これまでにも、少人数での食事会を会社が支援する制度や社員旅行など、さまざまな取り組みを続けてきました。ただ、思うような結果につながらないこともあります。それでも、仕事を離れて同じ時間を過ごすと、普段は聞けない話ができたり、新しい一面が見えたりすることも少なくありません。
コミュニケーションの大切さを改めて感じる一方で、それを日々の仕事のなかでどう生かしていくかは、今も試行錯誤しているところです。
――採用や人材育成ではどのようなことを重視していますか。
正直なところ、採用の場だけで「この人だ」と判断するのは難しいものです。私が本当に大切だと思っているのは、入社してからどのような姿勢で仕事に向き合うかという点です。
特に印象に残るのは、通常業務だけでなく、新しい事業や会社の取り組みにも前向きに関わってくれる社員です。会社が成長していく過程では、本来の業務以外にも取り組まなければならないことが数多くあります。自ら時間をつくり、工夫しながら力を貸してくれる姿は、本当にありがたいですね。そうした仲間と一緒に、新しい挑戦を重ねながら会社を成長させていきたいです。
AI時代だからこそ、人にしかできない価値を磨く
――今後の展望について教えてください。
今後は、大規模修繕コンサルティングとマンション再生コンサルティングの両事業をさらに確立し、「マンションのことならAK建築設計に相談したい」と思っていただける存在を目指しています。特に再生事業は、まだ取り組みを始めて間もない分野です。実績を一つひとつ積み重ねながら、その分野でしっかりと信頼を築いていきたいですね。
3年後には売上10億円を目標に掲げていますが、単純に社員数や案件数を増やせばいいとは考えていません。既存業務の効率化を進めながら生産性を高め、一人ひとりがより力を発揮できる会社にしていきたいです。
――現在取り組んでいる課題は何でしょうか。
AIの進化によって、建築や修繕に関する知識は誰でも簡単に得られる時代になりました。だからこそ、知識を伝えるだけではコンサルティングの価値は生まれません。それぞれのマンションに合った提案や合意形成など、人にしかできない力を磨いていく必要があると思っています。

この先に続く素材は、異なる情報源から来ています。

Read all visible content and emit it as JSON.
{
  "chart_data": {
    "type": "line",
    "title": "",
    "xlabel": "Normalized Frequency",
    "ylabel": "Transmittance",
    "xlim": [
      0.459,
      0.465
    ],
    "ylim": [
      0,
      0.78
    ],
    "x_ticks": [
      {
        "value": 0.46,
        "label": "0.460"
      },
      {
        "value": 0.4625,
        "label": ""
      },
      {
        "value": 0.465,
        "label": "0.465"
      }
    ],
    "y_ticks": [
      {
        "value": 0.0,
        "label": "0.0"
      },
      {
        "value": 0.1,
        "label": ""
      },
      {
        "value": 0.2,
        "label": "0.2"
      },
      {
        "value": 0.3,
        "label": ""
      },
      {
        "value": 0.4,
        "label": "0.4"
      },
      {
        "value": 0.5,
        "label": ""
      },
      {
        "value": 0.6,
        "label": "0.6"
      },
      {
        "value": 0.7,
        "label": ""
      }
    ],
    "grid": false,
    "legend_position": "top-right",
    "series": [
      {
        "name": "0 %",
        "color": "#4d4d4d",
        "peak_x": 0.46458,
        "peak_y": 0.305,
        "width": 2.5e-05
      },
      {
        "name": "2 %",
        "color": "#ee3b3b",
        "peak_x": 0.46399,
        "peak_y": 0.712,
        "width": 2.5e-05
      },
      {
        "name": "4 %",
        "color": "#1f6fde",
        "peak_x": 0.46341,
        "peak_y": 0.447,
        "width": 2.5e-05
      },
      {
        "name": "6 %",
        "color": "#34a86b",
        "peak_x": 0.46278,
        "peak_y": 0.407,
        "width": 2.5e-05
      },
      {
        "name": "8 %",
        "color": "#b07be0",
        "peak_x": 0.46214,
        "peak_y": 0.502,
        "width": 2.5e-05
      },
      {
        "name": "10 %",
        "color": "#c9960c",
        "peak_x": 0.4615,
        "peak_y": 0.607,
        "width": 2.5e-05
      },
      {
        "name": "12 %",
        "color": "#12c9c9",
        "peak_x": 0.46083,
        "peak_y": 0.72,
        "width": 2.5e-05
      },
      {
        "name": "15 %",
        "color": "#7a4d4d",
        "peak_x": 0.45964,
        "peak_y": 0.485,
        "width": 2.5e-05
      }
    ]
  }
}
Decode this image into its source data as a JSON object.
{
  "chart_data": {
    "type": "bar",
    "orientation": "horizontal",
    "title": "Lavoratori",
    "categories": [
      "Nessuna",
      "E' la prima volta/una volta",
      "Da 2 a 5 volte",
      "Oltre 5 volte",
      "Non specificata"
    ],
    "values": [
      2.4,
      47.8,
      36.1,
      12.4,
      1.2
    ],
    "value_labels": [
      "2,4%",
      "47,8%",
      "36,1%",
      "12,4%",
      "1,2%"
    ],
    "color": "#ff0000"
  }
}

また、再生事業は、老朽化したマンションを次の世代へつないでいくために欠かせない取り組みです。当社が事業としてしっかり形にしていければ、同じ分野に挑戦する企業も増え、全国にある老朽化マンションの再生につながっていくはずです。そのためにも、まずは一つひとつ実績を積み重ねていきたいです。
家族との時間が、次への活力に
――休日の過ごし方やリフレッシュ方法を教えてください。
正直なところ、休日もあまり休めていないんです。それでも子どもと出かけたり、一緒にゲームをしたりする時間は、気持ちを切り替える大切なひとときになっています。
週に1回は筋力トレーニングを続けていて、体を動かすことも習慣です。本当はもっとスキューバダイビングにも行きたいですね。沖縄で潜ることがあるのですが、普段は見ることのできない景色に出会えるのが魅力です。今はなかなか時間をつくれませんが、これからは少しでもそうした時間を増やしていきたいと思っています。